Daniel Libeskind Chamber Works Drawings

Room 100 / Knowlton Hall
November 5, 2013 - 8:00am to December 13, 2013 - 5:00pm

Chamber Works, Architectural Meditations on Themes from Heraclitus consists of 28 drawings completed in 1983 by architect Daniel Libeskind as he served as the head of the Architecture Department at the Cranbrook Academy of Art in Bloomfield Hills, Michigan. The drawings are currently on display in the lobby (Room 100) of Knowlton Hall, and coincide with Libeskind’s Baumer Lecture Series presentation at the Wexner Center on Wednesday, November 6.

The work is divided into two series—one vertical and one horizontal—each with 14 numbered drawings. Interlaced in this installation, the trajectories of the horizontal and vertical series should nevertheless be traced independently. Additionally, each series can be followed in (at least) two ways. The drawings can be viewed in pairs—the numbers of the paired prints always summing to 15—or tracked as a linear progression from 1 to 14. Viewed this second way, the first pair in each series serves as both a beginning and an ending, and the last pair is either an ending or a midpoint that sends the viewer back along the series to the initial pair.

The elaborate and open-ended ordering logic of Chamber Works is only a prelude to the profuse complexity of the drawings themselves. Even more so than the Micromegas series that preceded it, Chamber Works provokes intense and extended meditation. Robin Evans, grappling with the series after its first showing at the AA in London, remarked that the drawings “do not move toward unity nor are they subject to fragmentation. It took me a while to realize that there was nothing to be broken...no subject matter...Lines that do not make bodies cannot be broken.” Writing nearly 20 years later, critic Jeffrey Kipnis read the drawings as performing “an eccentric history of the architect’s sine qua non, the straight line” and, more specifically, as “an embryogeny, the development of that genetic diagram into the material specificity of an individual, the line in and as Daniel.” He concludes that “though the straight line is a culmination of a vast history, each of us must recapitulate that history anew not only for the straight line to reside within us and shape us, but for it to continue its own life, to take on personality, for example, as a Horizon or a Vertical.”

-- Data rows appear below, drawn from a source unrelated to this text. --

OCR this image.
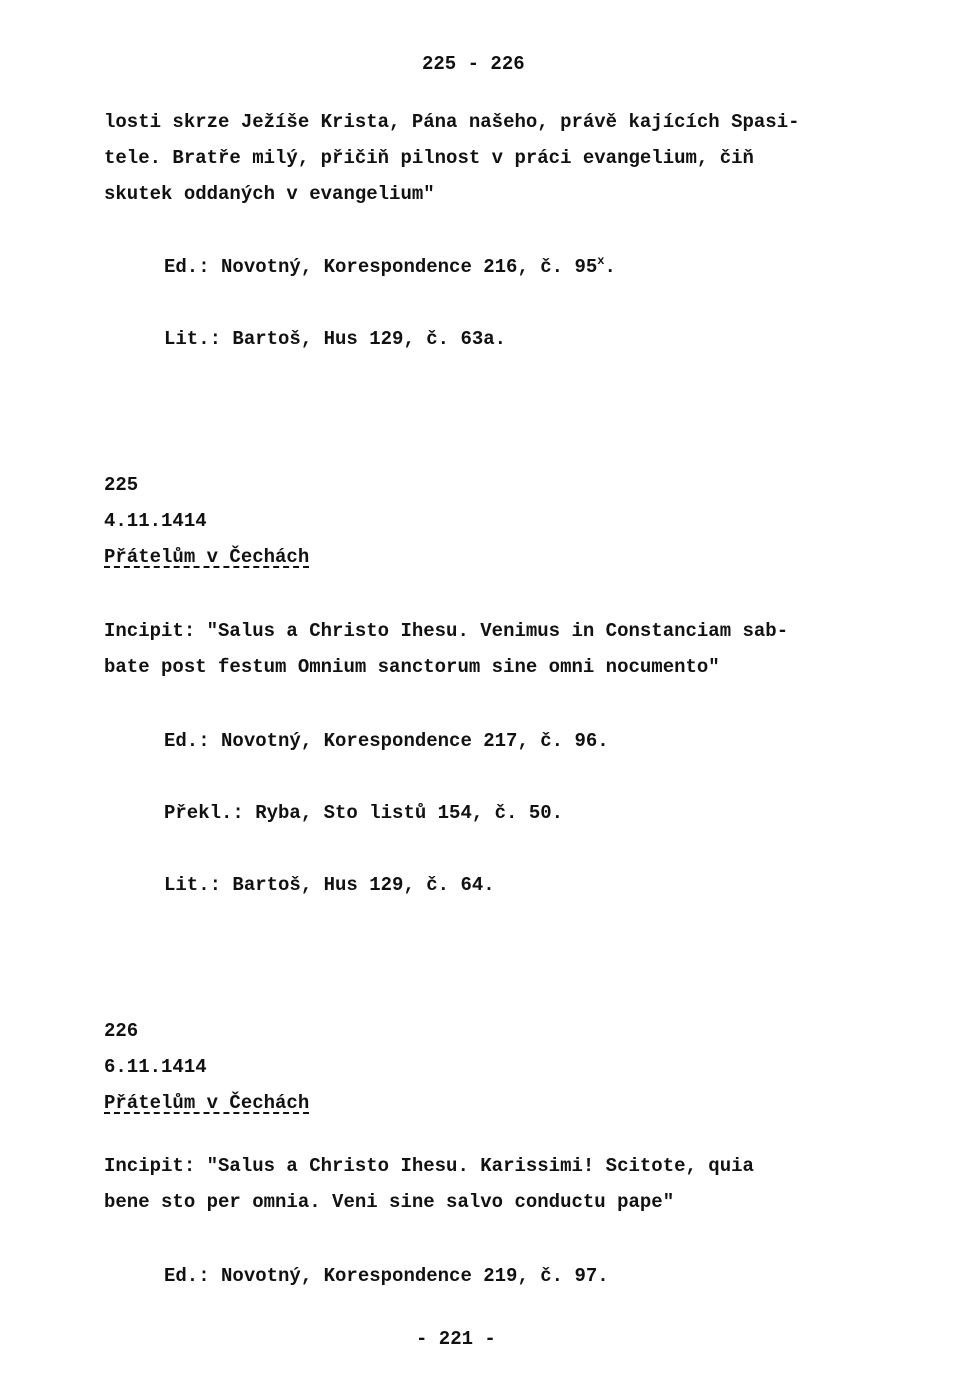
225 - 226
losti skrze Ježíše Krista, Pána našeho, právě kajících Spasi-
tele. Bratře milý, přičiň pilnost v práci evangelium, čiň
skutek oddaných v evangelium"
Ed.: Novotný, Korespondence 216, č. 95$^x$.
Lit.: Bartoš, Hus 129, č. 63a.
225
4.11.1414
Přátelům v Čechách
Incipit: "Salus a Christo Ihesu. Venimus in Constanciam sab-
bate post festum Omnium sanctorum sine omni nocumento"
Ed.: Novotný, Korespondence 217, č. 96.
Překl.: Ryba, Sto listů 154, č. 50.
Lit.: Bartoš, Hus 129, č. 64.
226
6.11.1414
Přátelům v Čechách
Incipit: "Salus a Christo Ihesu. Karissimi! Scitote, quia
bene sto per omnia. Veni sine salvo conductu pape"
Ed.: Novotný, Korespondence 219, č. 97.
- 221 -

As an intensely erudite and ultimately open work, Chamber Works confronts each individual mind and each generation of architects anew, dazzling us with its mastery of history and technique, challenging us to take up the cause of architecture with nothing short of that burning desire that drives individual talent toward virtuosity.

Chamber Works will be on display in Knowlton Hall 100, Monday-Friday, 8AM-5PM, on view through the end of the Autumn Semester.